Energy the Great Driver: Seven Revolutions and the Challenges of Climate Change
Gareth Wyn Jones, R.
University of Wales Press, £16.99
There have been many books on climate change, which outline the nature of the issues which humankind faces in the next few decades. Most of them do not offer comprehensive solutions to the way forward and generally paint a pessimistic picture of the likely future faced by people. Professor Wyn Jones is no exception. However, his wide ranging and novel approach provides a great deal of cause for thought, and some reasons to consider that people may yet survive to a favourable future.
He starts from the hypothesis that energy enables work and power, which leads to ordered complexity. This is set in the context of the development of life on earth. Unless there are some specific stabilising mechanisms, organisms, and communities of organisms, would be short lived. This leads to the conclusion that at all stages of evolution there must be a state of homeostasis for individuals, simple and complex, and for communities of organisms.
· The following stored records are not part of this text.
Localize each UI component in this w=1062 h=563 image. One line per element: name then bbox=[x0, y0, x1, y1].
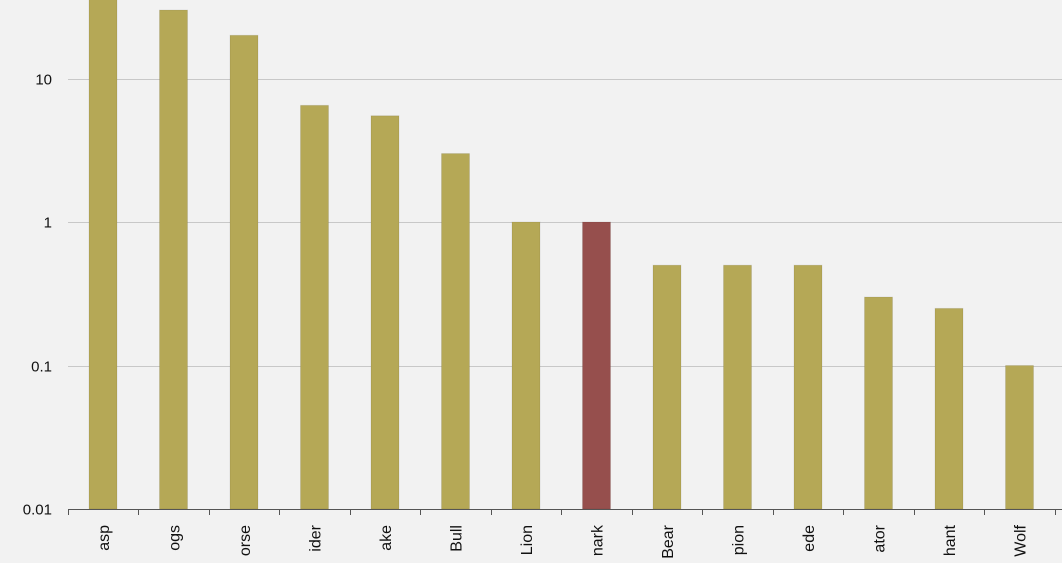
x-tick-label: orse bbox=[237, 525, 254, 556]
bar bbox=[793, 264, 823, 510]
y-tick-label: 10 bbox=[35, 72, 52, 89]
bars-layer bbox=[88, 0, 1034, 510]
x-tick-label: ider bbox=[308, 524, 325, 551]
bar bbox=[934, 307, 964, 510]
bar bbox=[864, 296, 893, 510]
x-tick-label: Bear bbox=[660, 524, 677, 558]
bar bbox=[652, 264, 682, 510]
x-tick-label: ake bbox=[378, 525, 395, 551]
bar bbox=[370, 115, 400, 510]
bar bbox=[511, 221, 541, 510]
x-tick-label: ogs bbox=[167, 525, 184, 551]
x-tick-label: hant bbox=[942, 524, 959, 556]
x-tick-label: ede bbox=[801, 525, 818, 552]
bar bbox=[159, 9, 188, 510]
bar bbox=[88, 0, 118, 510]
grid-layer bbox=[68, 79, 1062, 510]
bar bbox=[300, 104, 329, 510]
y-axis-ticks: 10 1 0.1 0.01 bbox=[23, 72, 52, 519]
y-tick-label: 0.01 bbox=[23, 502, 52, 519]
x-tick-label: asp bbox=[96, 525, 113, 551]
x-tick-label: pion bbox=[731, 525, 748, 555]
x-tick-label: Bull bbox=[449, 525, 466, 552]
y-tick-label: 1 bbox=[44, 215, 52, 232]
x-tick-label: Lion bbox=[519, 525, 536, 555]
bar bbox=[582, 221, 611, 510]
axis-layer bbox=[68, 509, 1062, 515]
x-axis-ticks: asp ogs orse ider ake Bull Lion nark Bear pion ede… bbox=[96, 524, 1030, 559]
x-tick-label: Wolf bbox=[1013, 524, 1030, 556]
x-tick-label: ator bbox=[872, 524, 889, 552]
x-tick-label: nark bbox=[590, 524, 607, 556]
bar bbox=[723, 264, 752, 510]
bar bbox=[229, 34, 259, 510]
y-tick-label: 0.1 bbox=[31, 359, 52, 376]
bar bbox=[1005, 365, 1034, 510]
bar bbox=[441, 153, 470, 510]
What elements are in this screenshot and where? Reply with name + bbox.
Wynn Jones considers six major energy events, from the first living cell (prokaryotes) perhaps 4 billion years ago; the development of photosynthesis; the evolution of complex cells (eukaryotes); the development of cooking by hominids which allowed the evolution of a larger brain; the development of agriculture; and the industrial revolution leading to a major expansion of the human population. The seventh potential revolution concerns the present in which the human population is expanding towards 8 billion, with concomitant release of greenhouse gases, depletion of the other biological resources on earth and the development of extreme social and economic disparity.
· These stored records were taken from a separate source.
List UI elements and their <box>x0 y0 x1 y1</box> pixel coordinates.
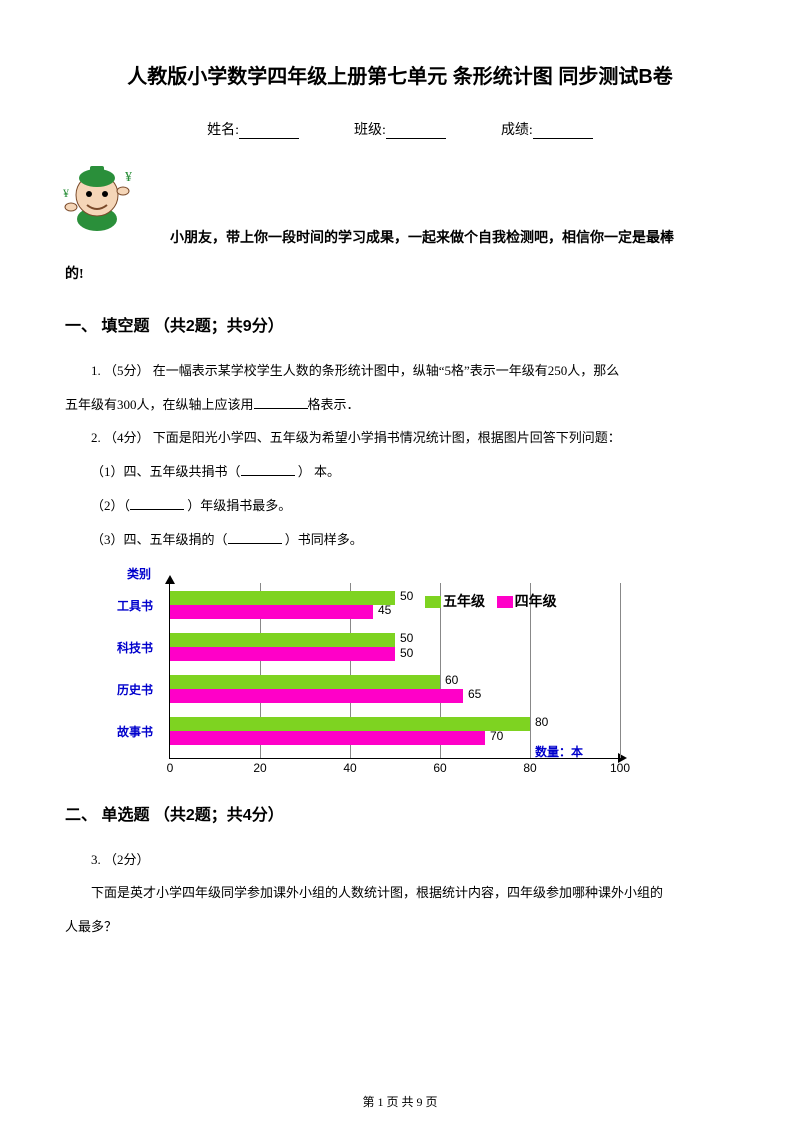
encourage-line2: 的! <box>65 257 735 293</box>
y-axis-title: 类别 <box>127 565 151 582</box>
q2-2-blank[interactable] <box>130 498 184 510</box>
bar-tools-grade5-value: 50 <box>400 589 413 603</box>
name-label: 姓名: <box>207 119 239 139</box>
question-2-intro: 2. （4分） 下面是阳光小学四、五年级为希望小学捐书情况统计图，根据图片回答下… <box>65 421 735 455</box>
q1-part-a: 1. （5分） 在一幅表示某学校学生人数的条形统计图中，纵轴“5格”表示一年级有… <box>91 363 619 378</box>
mascot-icon: ¥ ¥ <box>57 161 139 240</box>
bar-tools-grade4-value: 45 <box>378 603 391 617</box>
legend-swatch-grade5 <box>425 596 441 608</box>
bar-story-grade5 <box>170 717 530 731</box>
donation-bar-chart: 类别 50 45 50 50 60 65 <box>95 565 655 783</box>
q2-1b: ） 本。 <box>295 464 341 479</box>
section-2-heading: 二、 单选题 （共2题；共4分） <box>65 801 735 825</box>
q2-2a: （2）（ <box>91 498 130 513</box>
score-blank[interactable] <box>533 125 593 139</box>
bar-science-grade4-value: 50 <box>400 646 413 660</box>
student-info-line: 姓名: 班级: 成绩: <box>65 119 735 139</box>
bar-history-grade4 <box>170 689 463 703</box>
legend-swatch-grade4 <box>497 596 513 608</box>
score-label: 成绩: <box>501 119 533 139</box>
bar-history-grade5 <box>170 675 440 689</box>
q2-3b: ）书同样多。 <box>282 532 363 547</box>
question-2-3: （3）四、五年级捐的（ ）书同样多。 <box>65 523 735 557</box>
name-blank[interactable] <box>239 125 299 139</box>
xtick-20: 20 <box>245 761 275 775</box>
bar-tools-grade4 <box>170 605 373 619</box>
bar-history-grade5-value: 60 <box>445 673 458 687</box>
svg-text:¥: ¥ <box>125 170 132 185</box>
bar-history-grade4-value: 65 <box>468 687 481 701</box>
question-1: 1. （5分） 在一幅表示某学校学生人数的条形统计图中，纵轴“5格”表示一年级有… <box>65 354 735 388</box>
page-title: 人教版小学数学四年级上册第七单元 条形统计图 同步测试B卷 <box>65 60 735 89</box>
bar-story-grade5-value: 80 <box>535 715 548 729</box>
q1-part-b: 五年级有300人，在纵轴上应该用 <box>65 397 254 412</box>
q1-part-c: 格表示． <box>308 397 360 412</box>
question-3-points: 3. （2分） <box>65 843 735 877</box>
xtick-40: 40 <box>335 761 365 775</box>
question-3-body: 下面是英才小学四年级同学参加课外小组的人数统计图，根据统计内容，四年级参加哪种课… <box>65 876 735 910</box>
bar-story-grade4-value: 70 <box>490 729 503 743</box>
bar-tools-grade5 <box>170 591 395 605</box>
xtick-100: 100 <box>605 761 635 775</box>
svg-text:¥: ¥ <box>63 186 69 200</box>
bar-story-grade4 <box>170 731 485 745</box>
q2-1a: （1）四、五年级共捐书（ <box>91 464 241 479</box>
page-footer: 第 1 页 共 9 页 <box>0 1093 800 1110</box>
q2-3a: （3）四、五年级捐的（ <box>91 532 228 547</box>
encourage-line1: 小朋友，带上你一段时间的学习成果，一起来做个自我检测吧，相信你一定是最棒 <box>65 221 735 257</box>
class-blank[interactable] <box>386 125 446 139</box>
legend-label-grade4: 四年级 <box>515 593 557 609</box>
class-label: 班级: <box>354 119 386 139</box>
cat-tools: 工具书 <box>117 597 153 614</box>
q1-blank[interactable] <box>254 397 308 409</box>
question-1-cont: 五年级有300人，在纵轴上应该用 格表示． <box>65 388 735 422</box>
x-axis-title: 数量：本 <box>535 743 583 760</box>
section-1-heading: 一、 填空题 （共2题；共9分） <box>65 312 735 336</box>
encouragement-text: 小朋友，带上你一段时间的学习成果，一起来做个自我检测吧，相信你一定是最棒 的! <box>65 171 735 294</box>
xtick-60: 60 <box>425 761 455 775</box>
xtick-80: 80 <box>515 761 545 775</box>
q2-3-blank[interactable] <box>228 532 282 544</box>
cat-science: 科技书 <box>117 639 153 656</box>
cat-story: 故事书 <box>117 723 153 740</box>
question-2-1: （1）四、五年级共捐书（ ） 本。 <box>65 455 735 489</box>
q2-2b: ）年级捐书最多。 <box>184 498 291 513</box>
question-3-body2: 人最多？ <box>65 910 735 944</box>
xtick-0: 0 <box>155 761 185 775</box>
bar-science-grade4 <box>170 647 395 661</box>
legend: 五年级 四年级 <box>425 591 557 611</box>
cat-history: 历史书 <box>117 681 153 698</box>
y-axis-arrow-icon <box>165 575 175 584</box>
bar-science-grade5-value: 50 <box>400 631 413 645</box>
legend-label-grade5: 五年级 <box>443 593 485 609</box>
question-2-2: （2）（ ）年级捐书最多。 <box>65 489 735 523</box>
bar-science-grade5 <box>170 633 395 647</box>
q2-1-blank[interactable] <box>241 464 295 476</box>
This raises the question as to whether this complex situation has gone so far that it is out of human and biological control. Homeostasis will fail to exist, and some dire consequences may befall humanity. Professor Wyn Jones offers one outcome with a favourable future for man on earth but one senses that he is not optimistic that it will be fulfilled without a major change in people’s appreciation of the problems to be faced.
The book has some useful notes, a strong list of references and an index. It would be valuable as a basis for seminars to senior students in school and university across a range of subjects, albeit a sound understanding of some basic physics would be desirable.